Thursday, May 10, 2012

Knicks Elendi

Playoff'lar başlamadan önce Carmelo çılgın atıyor, her akşam 30+ sayılara ulaşıyordu. Herkes merak içindeydi; Carmelo Miami'ye karşı koyabilir mi? Lin'den sonra Shumpert'ın sakatlanması serinin kaderini değiştirecek, Knicks'i süpürülmeme mücadelesine itecekti. Playoff'larda büyük skorerlerden (Yani Carmelo gibi ligin en iyi 3 skorerinden biriyseniz) beklenen belli: takımın ne kadar kötü olursa olsun bir maçta 40+ at ve süpürülmeyi reddet. Geçen sene Boston serisinin 3. maçında olağanüstü oynamış ama ucu ucuna galibiyeti kaçırmıştı. Bu defa kendinden beklenen asgari başarıya ulaşmanın rahatlığını yaşıyor. Üst üste en fazla playoff maçı kaybeden (13) takım için galibiyetin anlamı büyük. Tabii Carmelo uzun yıllar süren uğraşları sonucu öyle bir istatistiğe imza atmış ki, insanlık olarak taşak geçmek zorunda kalıyoruz: 50+ playoff maçı oynayan basketbolcular arasında en kötü galibiyet/mağlubiyet yüzdesine sahip oyuncu (son 25 sene). Kritik anlarda ön plana çıkmakla övünen biri için olabilecek en boktan haber olsa gerek.
Knicks'in savunmasıyla maçları kazandığı malum. Tyson Chandler grip olduğu için ilk iki maçta iyi performans gösterememişti. Kabul. Fakat seri boyunca DPOY ünvanına yakışacak şekilde oynamadığı da aşikar. Zaten çemberi savunacak diğer isim Amar'e olunca... HAHAHAHA... Neyse siktir edin.

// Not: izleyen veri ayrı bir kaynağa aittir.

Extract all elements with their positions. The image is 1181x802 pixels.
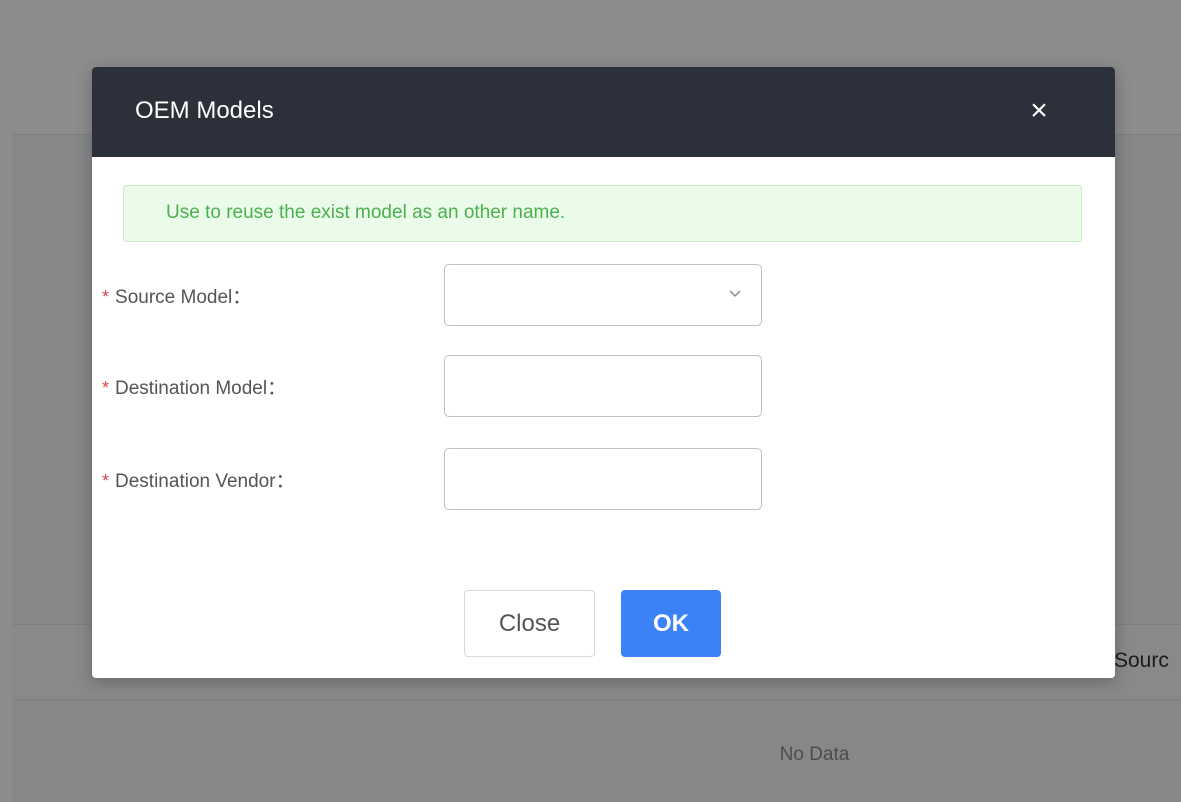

Shumpert'ın ön çapraz bağlarından sakatlaması büyük talihsizlik. Baron Davis'in sakatlık görüntüleri kusmak isteyenler için birebir. Fakat en çok konuşulan sakatlık Amar'e'den, yangın söndürücüleri yok etmeye and içmiş bir adamdan geldi. Gazeteler Amar'e'yi aptal ilan edecek, Knicks taraftarları nefretle dolacak, internet geyikleri zirve yapacaktı. Seneye ne olacağı meçhul. Yavaş tempo ve izolasyonlarla etkili olan Carmelo, run&gun'ın çocuğu Amar'e ile beraber oynamakta güçlük çekiyor. Fakat takas seçeneği pek mümkün değil; 3 sene için 60 milyon $'lık kontratla kimse Stoudemire'ı almaz gibi görünüyor.

                         
Office Space,  Amar'e ve Yangın Söndürücü


Hem Carmelo'nun, hem de Novak&JR önderliğinde 3'lük yağmurunun (çiseleyemediler bile) birer maç kazandıracağını düşünmüştüm. Miami centilmence süpürmeyi tercih etti. Artık Knicks cephesinde gözler yaz aylarına çevrildi; takas senaryoları, Lin haberleri, koç dedikoduları... Mesela şimdiden Phil Jackson'ın peşinde oldukları, senelik 15 milyon $'ı aşan[1] bir kontrat önerecekleri konuşuluyor. Şu sıralar emekliliğin tadını çıkaran Phil Jackson Vişnu ne verdiyse (salvia, peyote, adaçayı...) takılıp meditasyon yapıyor muhtemelen: "çoluk çocuğun egosunu törpülemekten imanım gevredi amk." Geri gelebilecek motivasyonu bulabilir mi? En son gördüğümüzde Dallas'a süpürülmemek için çaba harcayacak mecali kalmamıştı. 11 şampiyonluktan sonra, hâlâ çılgınca Knicks'i şampiyon yapmak istese[2] bile fiziksel durumu müsaade etmeyebilir.
______________________
[1]Gregg Popoviç 6 milyon $ ile zirvede şu an.

[2]Eski New York Knick oduğunu, Knicks'le şampiyonluk yaşadığını zaten herkes biliyor. Üstelik 12 sayısı da spritüalist muhabbetlerde epey yer tutar. Koç olarak 12. şampiyonluğunu Knicks'te yaşamak mega abartılı (Ne su kaçırması, ne hortumu; eşşeğe kanalizasyon borusu bağlamak gibi bir fenomen) bir başarı olur.